Sustainable Seafood Day is coming up! This January 25th, we will be featuring some of the many sustainable seafood options served at the Dining Commons. UCSB uses the Monterey Bay Aquarium guidelines to determine sustainable seafood. Sustainable seafood is defined as “seafood that is fished or farmed in ways that protect sea life and habitats, now and for future generations.” In 2016, Residential Dining Services purchased 99% sustainable seafood! So while you’re eating away at the Dining Commons, your mind can rest easy knowing that the seafood on your plate is environmentally sound.
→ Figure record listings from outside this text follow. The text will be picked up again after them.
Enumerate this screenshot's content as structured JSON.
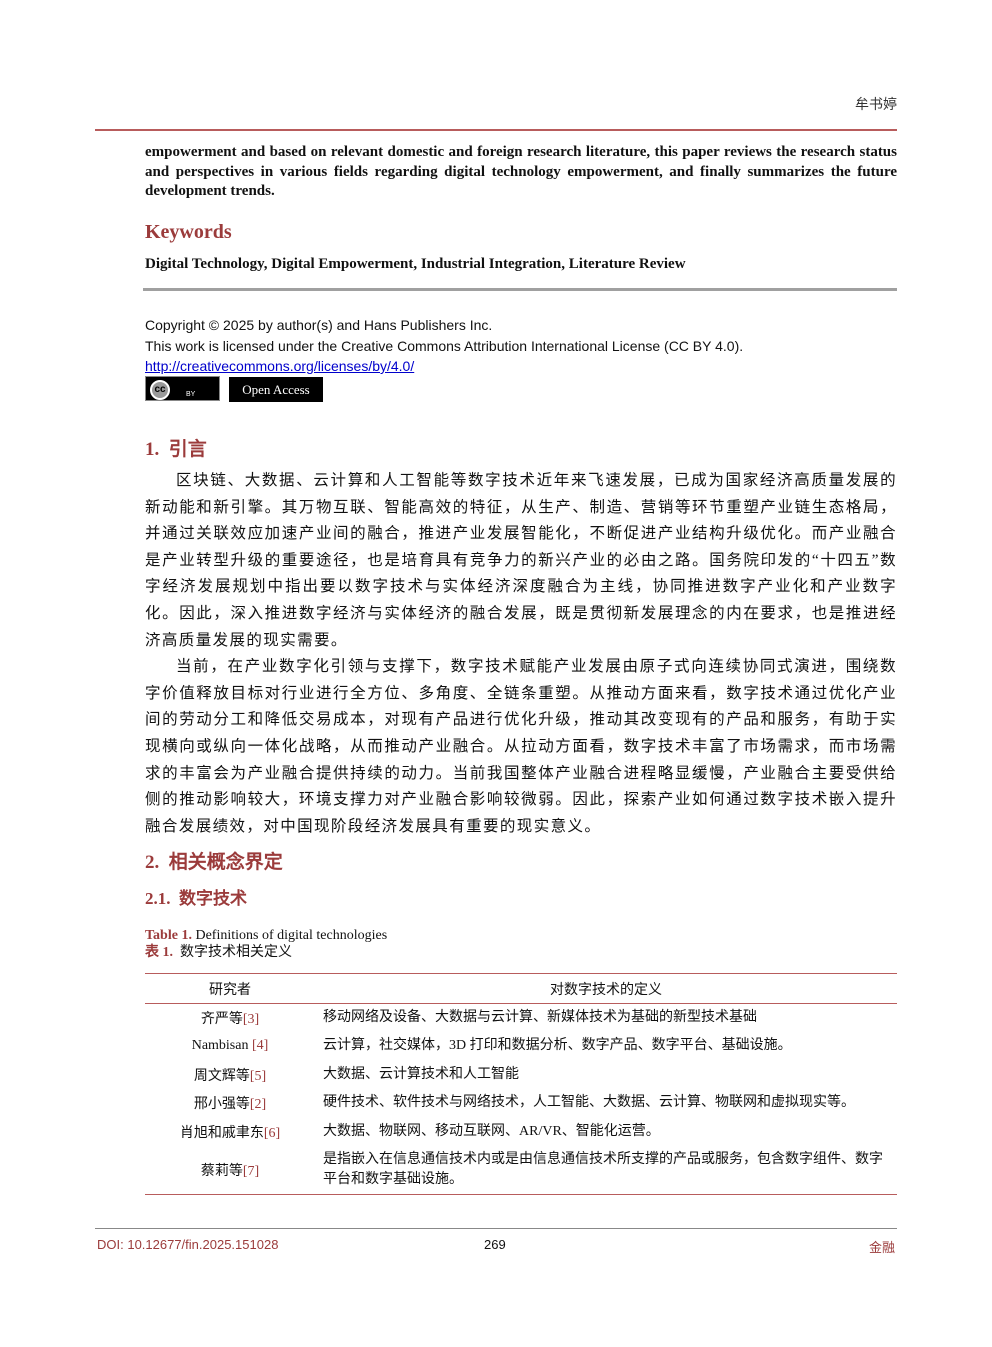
{
  "header": {
    "author": "牟书婷"
  },
  "abstract_tail": "empowerment and based on relevant domestic and foreign research literature, this paper reviews the research status and perspectives in various fields regarding digital technology empowerment, and finally summarizes the future development trends.",
  "keywords": {
    "heading": "Keywords",
    "text": "Digital Technology, Digital Empowerment, Industrial Integration, Literature Review"
  },
  "license": {
    "copyright": "Copyright © 2025 by author(s) and Hans Publishers Inc.",
    "statement": "This work is licensed under the Creative Commons Attribution International License (CC BY 4.0).",
    "url": "http://creativecommons.org/licenses/by/4.0/",
    "badge_cc": "cc",
    "badge_by": "BY",
    "badge_open": "Open Access"
  },
  "section1": {
    "number": "1.",
    "title": "引言",
    "paragraphs": [
      "区块链、大数据、云计算和人工智能等数字技术近年来飞速发展，已成为国家经济高质量发展的新动能和新引擎。其万物互联、智能高效的特征，从生产、制造、营销等环节重塑产业链生态格局，并通过关联效应加速产业间的融合，推进产业发展智能化，不断促进产业结构升级优化。而产业融合是产业转型升级的重要途径，也是培育具有竞争力的新兴产业的必由之路。国务院印发的“十四五”数字经济发展规划中指出要以数字技术与实体经济深度融合为主线，协同推进数字产业化和产业数字化。因此，深入推进数字经济与实体经济的融合发展，既是贯彻新发展理念的内在要求，也是推进经济高质量发展的现实需要。",
      "当前，在产业数字化引领与支撑下，数字技术赋能产业发展由原子式向连续协同式演进，围绕数字价值释放目标对行业进行全方位、多角度、全链条重塑。从推动方面来看，数字技术通过优化产业间的劳动分工和降低交易成本，对现有产品进行优化升级，推动其改变现有的产品和服务，有助于实现横向或纵向一体化战略，从而推动产业融合。从拉动方面看，数字技术丰富了市场需求，而市场需求的丰富会为产业融合提供持续的动力。当前我国整体产业融合进程略显缓慢，产业融合主要受供给侧的推动影响较大，环境支撑力对产业融合影响较微弱。因此，探索产业如何通过数字技术嵌入提升融合发展绩效，对中国现阶段经济发展具有重要的现实意义。"
    ]
  },
  "section2": {
    "number": "2.",
    "title": "相关概念界定",
    "sub_number": "2.1.",
    "sub_title": "数字技术"
  },
  "table": {
    "caption_en_label": "Table 1.",
    "caption_en": "Definitions of digital technologies",
    "caption_zh_label": "表 1.",
    "caption_zh": "数字技术相关定义",
    "columns": [
      "研究者",
      "对数字技术的定义"
    ],
    "rows": [
      {
        "author": "齐严等",
        "ref": "[3]",
        "definition": "移动网络及设备、大数据与云计算、新媒体技术为基础的新型技术基础"
      },
      {
        "author": "Nambisan ",
        "ref": "[4]",
        "definition": "云计算，社交媒体，3D 打印和数据分析、数字产品、数字平台、基础设施。"
      },
      {
        "author": "周文辉等",
        "ref": "[5]",
        "definition": "大数据、云计算技术和人工智能"
      },
      {
        "author": "邢小强等",
        "ref": "[2]",
        "definition": "硬件技术、软件技术与网络技术，人工智能、大数据、云计算、物联网和虚拟现实等。"
      },
      {
        "author": "肖旭和戚聿东",
        "ref": "[6]",
        "definition": "大数据、物联网、移动互联网、AR/VR、智能化运营。"
      },
      {
        "author": "蔡莉等",
        "ref": "[7]",
        "definition": "是指嵌入在信息通信技术内或是由信息通信技术所支撑的产品或服务，包含数字组件、数字平台和数字基础设施。"
      }
    ]
  },
  "footer": {
    "doi": "DOI: 10.12677/fin.2025.151028",
    "page": "269",
    "journal": "金融"
  }
}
But how about seafood outside of the Dining Commons? Here in Goleta, there are definitely sustainable options to choose from. Albertson’s, Trader Joe’s, and Sprouts all carry eco-friendly options, but they also carry ones that are not as kind to the environment. Here is a list of sustainable options from these grocery stores:
· Salmon (AK, Canada)
· Clams, mussels, and oysters
· Rainbow Trout (US)
· Tilapia (Ecuador, China, Indonesia, Taiwan, Mexico)
· Catfish (US)
· Pacific Cod (US)
These are just a few of the selections available. To make sustainable grocery shopping easy, Environmental Studies interns (Emi and Alysia) will be passing out handy business cards with a list of sustainable seafood. Keep these cards in your wallet for quick access, or download the Seafood Watch App on your phone at http://www.seafoodwatch.org/.
When eating out at restaurants, ask your waiter if the seafood is sustainable. Typically, wild caught fish and domestic fish are sustainable. Try to avoid imported fish and certain farmed fish. Some of your favorite seafood may also have similar substitutes that are better for the environment. For example, Bluefin tuna is becoming incredibly overfished, and the population is on the verge of collapsing. Albacore tuna is a great alternative. It is close in taste, and it is a “Best Choice” according to the Monterey Bay Aquarium guidelines (if it is troll-caught by the US or Canada).
With knowledge on how to choose sustainable seafood, you can have your sushi and eat it too!